This particular stamp set has been featured on my blog numerous times. Why, you ask? Because it is so beautiful for this time of the year -- and I LOVE it! It is so much fun to work with because there are virtually endless possibilities for it. Techniques, I mean.
And, once again, having endured a Wisconsin winter, we are all so ready to see these beautiful blossoms appear in person. I'm just getting a head start.
|EMBOSS RESIST SPRING BLOSSOMS|
The other night, I was really in a mood to work with an emboss resist. But I wanted to do it a little differently than I had any time in the past.
Using Whisper White cardstock, I first of all, ran my Embossing Buddy over it to remove any static and prevent stray embossing powder where I didn't want it.
I stamped the image carefully in VersaMark ink. Then, at the Heat Station, I covered the sticky stamping with white embossing powder.
Although watching embossing powder heat up and turn shiny and raised is always a cool magic to witness, for some reason, it is especially gratifying to watch this particular stamped image go through the embossing process.
Once the white embossing was cooled sufficiently, I used Sponge Daubers with Pink Pirouette ink on the blossoms, Wild Wasabi on the leaves and Crumb Cake on the bit of stem that shows.

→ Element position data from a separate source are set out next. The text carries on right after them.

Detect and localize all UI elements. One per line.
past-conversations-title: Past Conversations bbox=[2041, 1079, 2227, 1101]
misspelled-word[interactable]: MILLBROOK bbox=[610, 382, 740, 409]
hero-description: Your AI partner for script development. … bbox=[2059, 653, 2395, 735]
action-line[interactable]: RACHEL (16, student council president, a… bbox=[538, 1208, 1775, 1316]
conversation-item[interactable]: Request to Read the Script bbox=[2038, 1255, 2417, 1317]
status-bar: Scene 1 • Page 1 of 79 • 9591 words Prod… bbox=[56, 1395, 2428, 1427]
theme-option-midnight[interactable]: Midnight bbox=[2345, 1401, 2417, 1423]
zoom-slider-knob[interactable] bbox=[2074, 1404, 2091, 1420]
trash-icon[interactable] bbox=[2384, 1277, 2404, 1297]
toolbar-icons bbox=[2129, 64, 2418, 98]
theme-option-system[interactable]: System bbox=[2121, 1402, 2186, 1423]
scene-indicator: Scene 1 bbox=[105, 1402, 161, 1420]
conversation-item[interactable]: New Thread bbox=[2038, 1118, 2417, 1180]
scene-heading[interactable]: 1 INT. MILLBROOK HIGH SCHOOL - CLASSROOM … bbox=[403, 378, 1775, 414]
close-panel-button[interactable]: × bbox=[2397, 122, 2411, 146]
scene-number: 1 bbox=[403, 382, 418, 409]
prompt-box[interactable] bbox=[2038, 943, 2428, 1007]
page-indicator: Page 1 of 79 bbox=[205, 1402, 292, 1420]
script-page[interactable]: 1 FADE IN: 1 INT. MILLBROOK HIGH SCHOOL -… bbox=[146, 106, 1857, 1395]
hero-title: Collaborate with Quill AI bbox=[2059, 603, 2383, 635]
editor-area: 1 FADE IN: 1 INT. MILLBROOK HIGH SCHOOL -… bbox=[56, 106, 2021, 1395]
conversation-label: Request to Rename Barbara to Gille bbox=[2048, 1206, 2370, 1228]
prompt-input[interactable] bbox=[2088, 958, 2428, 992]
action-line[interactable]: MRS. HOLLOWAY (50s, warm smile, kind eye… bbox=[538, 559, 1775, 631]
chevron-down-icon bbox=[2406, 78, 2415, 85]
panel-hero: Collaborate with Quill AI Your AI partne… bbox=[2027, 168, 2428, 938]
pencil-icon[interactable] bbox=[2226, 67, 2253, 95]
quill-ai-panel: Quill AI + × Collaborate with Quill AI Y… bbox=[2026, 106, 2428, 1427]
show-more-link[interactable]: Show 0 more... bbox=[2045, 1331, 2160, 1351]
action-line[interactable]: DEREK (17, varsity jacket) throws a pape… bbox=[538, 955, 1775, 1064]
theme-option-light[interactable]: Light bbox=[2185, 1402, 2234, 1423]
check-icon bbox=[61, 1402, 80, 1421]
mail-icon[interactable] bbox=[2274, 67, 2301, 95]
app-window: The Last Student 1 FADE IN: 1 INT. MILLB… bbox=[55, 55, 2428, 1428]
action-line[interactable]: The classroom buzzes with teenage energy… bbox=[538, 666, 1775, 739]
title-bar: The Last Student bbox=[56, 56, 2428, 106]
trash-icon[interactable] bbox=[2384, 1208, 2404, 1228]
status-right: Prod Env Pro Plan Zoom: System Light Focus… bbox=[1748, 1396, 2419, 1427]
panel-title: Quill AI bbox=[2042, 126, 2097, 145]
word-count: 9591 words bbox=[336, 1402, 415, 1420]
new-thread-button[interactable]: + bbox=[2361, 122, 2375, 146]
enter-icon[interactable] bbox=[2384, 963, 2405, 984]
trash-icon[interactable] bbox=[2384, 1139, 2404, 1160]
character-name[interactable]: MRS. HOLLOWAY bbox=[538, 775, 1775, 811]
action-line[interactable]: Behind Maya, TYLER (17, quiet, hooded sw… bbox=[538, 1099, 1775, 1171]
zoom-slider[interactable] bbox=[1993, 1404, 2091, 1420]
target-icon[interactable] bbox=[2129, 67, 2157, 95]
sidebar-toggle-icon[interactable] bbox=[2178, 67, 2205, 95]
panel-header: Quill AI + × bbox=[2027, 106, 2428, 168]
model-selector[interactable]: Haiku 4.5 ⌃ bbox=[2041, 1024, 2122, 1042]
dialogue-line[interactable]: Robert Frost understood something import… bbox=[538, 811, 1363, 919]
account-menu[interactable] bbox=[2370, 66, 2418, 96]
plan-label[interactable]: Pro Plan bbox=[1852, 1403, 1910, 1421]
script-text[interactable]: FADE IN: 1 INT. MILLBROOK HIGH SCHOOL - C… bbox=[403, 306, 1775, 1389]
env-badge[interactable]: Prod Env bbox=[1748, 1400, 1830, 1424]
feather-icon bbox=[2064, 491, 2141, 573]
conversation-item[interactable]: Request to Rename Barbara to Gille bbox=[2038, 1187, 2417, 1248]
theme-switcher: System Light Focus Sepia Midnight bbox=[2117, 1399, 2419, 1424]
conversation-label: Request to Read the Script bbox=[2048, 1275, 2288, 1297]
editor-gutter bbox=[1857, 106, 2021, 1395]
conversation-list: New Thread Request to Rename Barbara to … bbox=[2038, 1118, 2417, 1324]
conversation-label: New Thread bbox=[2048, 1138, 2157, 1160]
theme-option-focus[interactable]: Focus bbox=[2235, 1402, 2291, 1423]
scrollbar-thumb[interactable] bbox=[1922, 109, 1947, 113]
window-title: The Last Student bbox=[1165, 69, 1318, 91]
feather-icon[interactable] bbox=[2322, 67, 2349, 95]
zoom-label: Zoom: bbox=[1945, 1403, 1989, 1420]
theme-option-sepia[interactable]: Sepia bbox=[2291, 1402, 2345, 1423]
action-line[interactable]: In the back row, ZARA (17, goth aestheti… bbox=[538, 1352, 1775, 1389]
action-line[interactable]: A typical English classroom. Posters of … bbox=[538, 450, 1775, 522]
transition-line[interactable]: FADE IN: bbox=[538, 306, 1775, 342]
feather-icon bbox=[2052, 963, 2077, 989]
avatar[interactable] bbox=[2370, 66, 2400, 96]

Since the Sponge Daubers were larger than the blossoms I was inking, especially on the stem, leaves and buds, and even though I was being super careful in my inking, some of the ink -- no surprise -- went outside the lines. Oh no!!
WARNING: PHOTO BOMB! While I was taking my photos this morning, my Fred decided to check out the action.
To rectify the outside the lines situation -- although it didn't bother me all that much -- I grabbed my Prismacolor Pencils and went to work with about 12 different colors of pencils. I used the colored pencils sort of like you would use Copic Markers when coloring an image.
My first layer was my light coat of inked color. Working with that base color, I added lighter and darker shades of similar colors.
The green of the leaves showed so much around the leafy areas, I decided to play with that green and I incorporated some of the same hue into my shading on the flowers. Because green and pink combined make a sort of brown, it worked wonderfully.
Once Fred checked everything out and knocked down my trifold for photographing, he settled in and became part of the photo shoot.
To work everything together into a cohesive unit, I added the green all around the image, fluffed out my colored pencil marks and gave the finished piece a delicate, dreamy appearance.
Although the finished piece measures the same as a traditional card front, 4 1/4" x 5 1/2", I decided not to create a card from it. So, right now it is settled on an easel.
Have your creative endeavors brought you anything a little different lately? Can you share with us?